The observed increase in morbidity and deaths in the last decade is most likely not the result of a real higher incidence, but of an improvement in diagnostic methods, both in the possibility of collecting material for research and precise pathological assessment allowing differential diagnosis with metastatic adenocarcinoma. The availability of computed tomography and videotoracoscopy and the possibility of immunohistochemical assessment have significantly improved the effectiveness of diagnosis, and the awareness of the existence of therapeutic options in the treatment of cancer, including mesothelioma, is an additional stimulus for doctors diagnosing the patient.
Diagnosis of pleural mesothelioma
Diagnosis of lung cancer should aim to diagnose pleural disease, confirm the neoplastic nature of the lesions and differentiate with metastasis of another cancer, as well as assess the extent of the disease. Due to diagnostic difficulties of pleural mesothelioma, close cooperation between oncologist, pathologist, radiodiagnostic and clinician is necessary. Appropriate volume of material should also be obtained for molecular diagnostics. In most patients, malignant pleural mesothelioma is diagnosed at the local stage. Metastases in distant organs are rare. Subject examination includes an interview for asbestos exposure and lung cancer symptoms associated with the location of the primary lesion and local spread along the pleural surface (chest wall pain, shortness of breath, symptoms of a threatening cardiac tamponade). The physical examination includes a typical assessment of the respiratory system and chest. Conventional chest X-ray may suggest suspected pleural mesothelioma, but the most accurate imaging method is computed tomography. For patients who are potentially eligible for complete surgical treatment, magnetic resonance imaging may be helpful. PET-CT examination is not applicable.

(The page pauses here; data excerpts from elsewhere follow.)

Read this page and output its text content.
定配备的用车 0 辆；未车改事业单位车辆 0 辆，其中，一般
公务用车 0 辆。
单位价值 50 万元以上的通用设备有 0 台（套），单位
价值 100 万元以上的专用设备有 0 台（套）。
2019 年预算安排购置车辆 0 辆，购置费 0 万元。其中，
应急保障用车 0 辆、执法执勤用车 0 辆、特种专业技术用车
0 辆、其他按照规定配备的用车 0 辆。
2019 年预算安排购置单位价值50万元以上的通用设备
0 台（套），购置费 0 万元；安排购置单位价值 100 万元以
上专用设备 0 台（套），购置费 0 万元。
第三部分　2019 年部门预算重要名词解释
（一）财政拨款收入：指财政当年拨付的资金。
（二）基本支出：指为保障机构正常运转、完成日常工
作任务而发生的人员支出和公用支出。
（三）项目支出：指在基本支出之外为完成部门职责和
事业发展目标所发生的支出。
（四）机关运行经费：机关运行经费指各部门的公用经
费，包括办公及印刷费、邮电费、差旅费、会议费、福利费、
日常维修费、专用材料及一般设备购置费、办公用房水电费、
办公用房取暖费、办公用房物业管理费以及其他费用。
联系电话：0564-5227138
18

Does asbestos only cause mesothelioma?
Although asbestos is a major risk factor for mesothelioma, exposure to asbestos alone does not affect every affected individual. Causes of non-asbestos mesothelioma have been suggested. Volcanic mineral, known as erionite, can also cause mesothelioma. Erionite was first associated with the disorder due to the significantly increased incidence of mesothelioma in Cappadocia, in the central part of Anatola, Turkey. Researchers believe that genetic factors in the native population may also play a significant role in the increased incidence of disorders in the region. However, no genetic factor has been identified in Cappadocia so far. Erionite is a fibrous material belonging to the group of minerals called zeolites. Zeolites are chemically related to asbestos. Erionit is found in the United States, especially in North Dakota, Western States and often in quarries or road development projects.
In rare cases, people develop mesothelioma without obvious exposure to asbestos or erionite. The cause in such cases is unknown (idiopathic or spontaneous mesothelioma). In such cases, it is possible that individuals have experienced unknown exposure to asbestos or erionite. It is also possible that there are other causative agents that cause mesothelioma to develop, such as radiation and possibly some chemicals or viruses.